Também conhecido como "poeta da crueldade" (segundo alguns) e "poeta dos bassês e periquitos" (segundo outros), ou ainda como "poeta do pé" (segundo o resto), pratiquei, entre outros gêneros (haikai, limerick, glosa, concretismo), o soneto em seu cânone clássico (decassílabos heróicos rimados em ABBA ABBA CDC DCD) e em sua vocação satírica e fescenina, sem fugir à responsabilidade perante as graves questões humanas. De livros publicados e inéditos seleciono os onze mais típicos, tópicos ou auto-referentes, seguidos de outros onze, explicitamente "cruéis", que compõem o ciclo "Coprofagonia", dos oito que compõem o ciclo "Aventuras de João Lenão, o Poeta-Revelação" (estes alusivos ao próprio sonetismo enquanto bandeira de luta), e dos sete que compõem o ciclo "Os sete pecados capitais".



SONETO 251 QUANTITATIVO

Centenas de sonetos são legado
de nomes tidos como monumentos.
Apenas de Camões, mais de duzentos,
registro que é por poucos superado.

Não fossem os Lusíadas o dado
que faz dele o primeiro entre os portentos,
ainda assim Camões marca outros tentos,
e, entre outros tantos, este é consagrado:

"Sete anos de pastor", o vinte e nove,
que, se não for mais belo, é o mais perfeito,
a menos que em contrário alguém me prove.
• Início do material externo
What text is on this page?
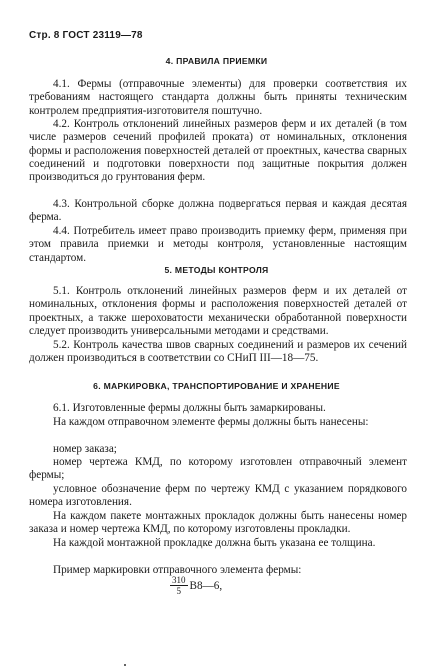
Стр. 8 ГОСТ 23119—78
4. ПРАВИЛА ПРИЕМКИ
4.1. Фермы (отправочные элементы) для проверки соответствия их требованиям настоящего стандарта должны быть приняты техническим контролем предприятия-изготовителя поштучно.
4.2. Контроль отклонений линейных размеров ферм и их деталей (в том числе размеров сечений профилей проката) от номинальных, отклонения формы и расположения поверхностей деталей от проектных, качества сварных соединений и подготовки поверхности под защитные покрытия должен производиться до грунтования ферм.
4.3. Контрольной сборке должна подвергаться первая и каждая десятая ферма.
4.4. Потребитель имеет право производить приемку ферм, применяя при этом правила приемки и методы контроля, установленные настоящим стандартом.
5. МЕТОДЫ КОНТРОЛЯ
5.1. Контроль отклонений линейных размеров ферм и их деталей от номинальных, отклонения формы и расположения поверхностей деталей от проектных, а также шероховатости механически обработанной поверхности следует производить универсальными методами и средствами.
5.2. Контроль качества швов сварных соединений и размеров их сечений должен производиться в соответствии со СНиП III—18—75.
6. МАРКИРОВКА, ТРАНСПОРТИРОВАНИЕ И ХРАНЕНИЕ
6.1. Изготовленные фермы должны быть замаркированы.
На каждом отправочном элементе фермы должны быть нанесены:
номер заказа;
номер чертежа КМД, по которому изготовлен отправочный элемент фермы;
условное обозначение ферм по чертежу КМД с указанием порядкового номера изготовления.
На каждом пакете монтажных прокладок должны быть нанесены номер заказа и номер чертежа КМД, по которому изготовлены прокладки.
На каждой монтажной прокладке должна быть указана ее толщина.
Пример маркировки отправочного элемента фермы:
$\frac{310}{5}$ В8—6,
Mas, como dois é dom, três é defeito,
também um "Alma minha", o dezenove,
ocupa igual lugar no meu conceito.


SONETO 252 QUALITATIVO

Repito que um é dote, dois é dom,
mas três já é defeito, tenha dó!
Camões fez "Alma minha" e o do Jacó:
Terceiro é mui difícil ser tão bom.

A tanto inda acrescento, alto e bom som:
Falar de sentimento, por si só,
não faz de nenhum verso um pão-de-ló,
nem temas de bom tom são só bombom.

Fazer soneto às pencas, outrossim,
não dá patente máxima a ninguém,
nem livra alguém do nível do ruim.

Fiquemos no bom senso, que mantém
a média de dois bons, até pra mim,
que, perto de Camões, sou muito aquém.


SONETO 351 KÁRMICO

Quinhentas e cinqüenta e cinco peças
perfazem as sonatas de Scarlatti.
Nivelam-se, em altíssimo quilate,
à Nona, à Mona Lisa, qualquer dessas.

Farei tantos sonetos? Não mo peças!
É meta muito hercúlea para um vate!
Recorde desse porte não se bate:
no máximo se iguala, e nunca às pressas.

Já fiz mais que Camões, mais que Petrarca:
dois, dois, dois; três, três, três; de pouco em pouco,
que a lira também broxa... É porca. É parca.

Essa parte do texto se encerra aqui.